2. Palace of Westminster, London

‘Cyber attack’ on Parliament
(Stefan Rousseau/PA)

There are so many things to discover about the Palace of Westminster. Did you know, for example, that inside this magnificent building you can find a pub, hair salon and post office? Tours cost £18.50 and it’s well worth a visit – if only for the jaw-dropping neo-Gothic architecture.

3. Tyne Bridge, Newcastle

Bridges on the River Tyne
(Owen Humphreys/PA)

Newcastle’s beautiful Tyne Bridge is a sight to behold, especially when it’s lit up at night. Officially opened by King George V on October 10, 1928, it cost £1.2 million to build – a huge amount of money back then. The structure links Newcastle to Gateshead and is one of the most iconic sights to take in during the Great North Run.

4. White Horses, Wiltshire

One of Wiltshire's chalk-carved White Horses

Dotted around Wiltshire’s landscape, you can find chalk carvings of mesmerising White Horses. There were said to be 13 of them originally, and eight can still be seen today. Seek out the oldest at Westbury (dating from 1778) and the most recent one at Devizes, which was completed in 1999 to mark the millennium.

5. White Cliffs of Dover, Kent

Summer weather July 16th
(Gareth Fuller/PA)

So famous Vera Lynn sang about them, the White Cliffs of Dover sure do make the perfect backdrop for a revitalising ramble. Protected by the National Trust, this coastal path offers gorgeous sea views. Amble over to Dover Castle to swot up on some history, or check out the newly-opened Fan Bay Deep Shelter, for a hard-hat adventure through the wartime tunnels.
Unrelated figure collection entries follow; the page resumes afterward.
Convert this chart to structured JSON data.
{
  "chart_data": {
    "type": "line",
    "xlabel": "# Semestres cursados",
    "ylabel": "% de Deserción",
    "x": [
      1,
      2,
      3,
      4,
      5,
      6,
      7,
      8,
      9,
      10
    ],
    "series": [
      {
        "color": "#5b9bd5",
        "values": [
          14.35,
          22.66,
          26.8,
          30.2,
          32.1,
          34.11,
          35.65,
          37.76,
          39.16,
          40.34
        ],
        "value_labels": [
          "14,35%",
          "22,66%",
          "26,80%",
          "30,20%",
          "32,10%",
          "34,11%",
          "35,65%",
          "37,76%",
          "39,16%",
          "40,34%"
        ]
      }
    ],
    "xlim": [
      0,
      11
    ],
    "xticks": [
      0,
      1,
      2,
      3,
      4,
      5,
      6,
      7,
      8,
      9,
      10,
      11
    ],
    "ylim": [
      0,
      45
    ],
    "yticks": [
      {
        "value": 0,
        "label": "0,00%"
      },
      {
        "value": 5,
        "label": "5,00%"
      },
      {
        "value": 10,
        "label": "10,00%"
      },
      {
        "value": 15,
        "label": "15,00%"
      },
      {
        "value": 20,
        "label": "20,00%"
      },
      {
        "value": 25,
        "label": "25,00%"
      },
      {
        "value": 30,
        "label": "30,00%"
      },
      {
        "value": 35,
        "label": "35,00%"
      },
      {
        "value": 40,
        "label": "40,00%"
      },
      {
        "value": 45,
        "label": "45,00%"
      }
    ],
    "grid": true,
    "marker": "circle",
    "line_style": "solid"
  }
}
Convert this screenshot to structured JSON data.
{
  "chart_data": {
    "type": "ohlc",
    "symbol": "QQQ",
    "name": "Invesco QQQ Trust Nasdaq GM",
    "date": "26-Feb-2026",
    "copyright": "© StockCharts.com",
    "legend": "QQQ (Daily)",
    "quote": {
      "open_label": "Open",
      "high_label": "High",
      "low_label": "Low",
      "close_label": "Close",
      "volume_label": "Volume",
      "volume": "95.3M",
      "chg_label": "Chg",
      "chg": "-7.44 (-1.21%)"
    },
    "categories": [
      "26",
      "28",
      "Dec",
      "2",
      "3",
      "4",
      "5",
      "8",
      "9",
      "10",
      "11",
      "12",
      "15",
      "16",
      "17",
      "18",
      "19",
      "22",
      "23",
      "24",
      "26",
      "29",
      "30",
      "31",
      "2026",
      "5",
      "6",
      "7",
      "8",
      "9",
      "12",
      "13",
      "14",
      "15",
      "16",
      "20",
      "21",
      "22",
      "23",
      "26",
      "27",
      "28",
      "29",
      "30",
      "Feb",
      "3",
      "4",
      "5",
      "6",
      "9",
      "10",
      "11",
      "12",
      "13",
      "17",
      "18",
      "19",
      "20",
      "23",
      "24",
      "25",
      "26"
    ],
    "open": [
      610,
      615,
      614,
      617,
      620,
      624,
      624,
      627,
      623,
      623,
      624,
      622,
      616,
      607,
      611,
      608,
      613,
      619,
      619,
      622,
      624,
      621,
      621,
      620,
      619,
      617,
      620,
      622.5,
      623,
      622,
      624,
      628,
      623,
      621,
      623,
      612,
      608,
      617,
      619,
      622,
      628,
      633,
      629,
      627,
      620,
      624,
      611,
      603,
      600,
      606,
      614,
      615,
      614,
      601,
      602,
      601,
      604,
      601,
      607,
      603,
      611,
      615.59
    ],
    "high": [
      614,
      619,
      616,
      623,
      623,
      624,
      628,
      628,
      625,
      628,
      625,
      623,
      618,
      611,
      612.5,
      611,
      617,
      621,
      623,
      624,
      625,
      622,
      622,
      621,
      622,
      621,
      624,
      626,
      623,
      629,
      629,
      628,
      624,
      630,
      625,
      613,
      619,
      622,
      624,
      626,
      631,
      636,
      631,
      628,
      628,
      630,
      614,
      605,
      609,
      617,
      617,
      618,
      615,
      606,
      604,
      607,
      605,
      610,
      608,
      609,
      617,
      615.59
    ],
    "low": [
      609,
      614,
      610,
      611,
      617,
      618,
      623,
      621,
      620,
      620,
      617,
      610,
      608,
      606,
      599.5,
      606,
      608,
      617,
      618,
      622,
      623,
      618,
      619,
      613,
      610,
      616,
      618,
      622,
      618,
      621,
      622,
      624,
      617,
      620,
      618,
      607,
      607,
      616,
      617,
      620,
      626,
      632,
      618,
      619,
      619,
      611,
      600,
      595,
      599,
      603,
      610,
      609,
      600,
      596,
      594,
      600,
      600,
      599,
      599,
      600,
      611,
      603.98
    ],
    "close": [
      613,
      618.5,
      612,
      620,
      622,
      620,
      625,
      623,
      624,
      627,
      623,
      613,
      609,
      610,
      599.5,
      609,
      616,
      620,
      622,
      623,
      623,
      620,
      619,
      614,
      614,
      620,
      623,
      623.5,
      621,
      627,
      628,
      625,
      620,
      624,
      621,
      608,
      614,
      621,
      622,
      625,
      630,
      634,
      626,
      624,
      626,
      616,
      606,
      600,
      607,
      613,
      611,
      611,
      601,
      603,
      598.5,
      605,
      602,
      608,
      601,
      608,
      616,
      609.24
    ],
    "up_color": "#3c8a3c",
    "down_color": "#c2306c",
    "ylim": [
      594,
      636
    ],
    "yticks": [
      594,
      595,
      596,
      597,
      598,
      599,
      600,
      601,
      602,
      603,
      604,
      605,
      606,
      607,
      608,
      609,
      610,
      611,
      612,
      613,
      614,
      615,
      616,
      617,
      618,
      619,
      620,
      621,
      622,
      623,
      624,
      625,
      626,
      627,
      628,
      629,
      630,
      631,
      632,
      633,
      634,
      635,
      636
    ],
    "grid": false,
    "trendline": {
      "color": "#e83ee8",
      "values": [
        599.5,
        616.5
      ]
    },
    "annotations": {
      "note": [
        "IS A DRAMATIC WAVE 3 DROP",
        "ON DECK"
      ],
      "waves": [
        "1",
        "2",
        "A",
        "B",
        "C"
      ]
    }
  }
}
6. Hadrian’s Wall, Cumbria

Hadrian’s Wall is said to be the best-preserved Roman monument in Britain. Stretching across the North of England and built almost 2,000 years ago by 15,000 men, it’s now a Unesco World Heritage Site. Ogle at the coastal defences at Ravenglass and Bowness-on-Solway, and follow the turreted forts all the way to Northumberland.

7. Clifton Suspension Bridge, Bristol

Without doubt, the Clifton Suspension Bridge is Bristol’s best-known icon. A 150-year-old engineering masterpiece, the structure spans the Avon Gorge. Daring Victorian engineer Isambard Kingdom Brunel won a competition to design a bridge that crossed the River Avon, and this is what he  came up with. Sadly, he didn’t live to see his creation’s completion in 1864, but the bridge lives on in his memory.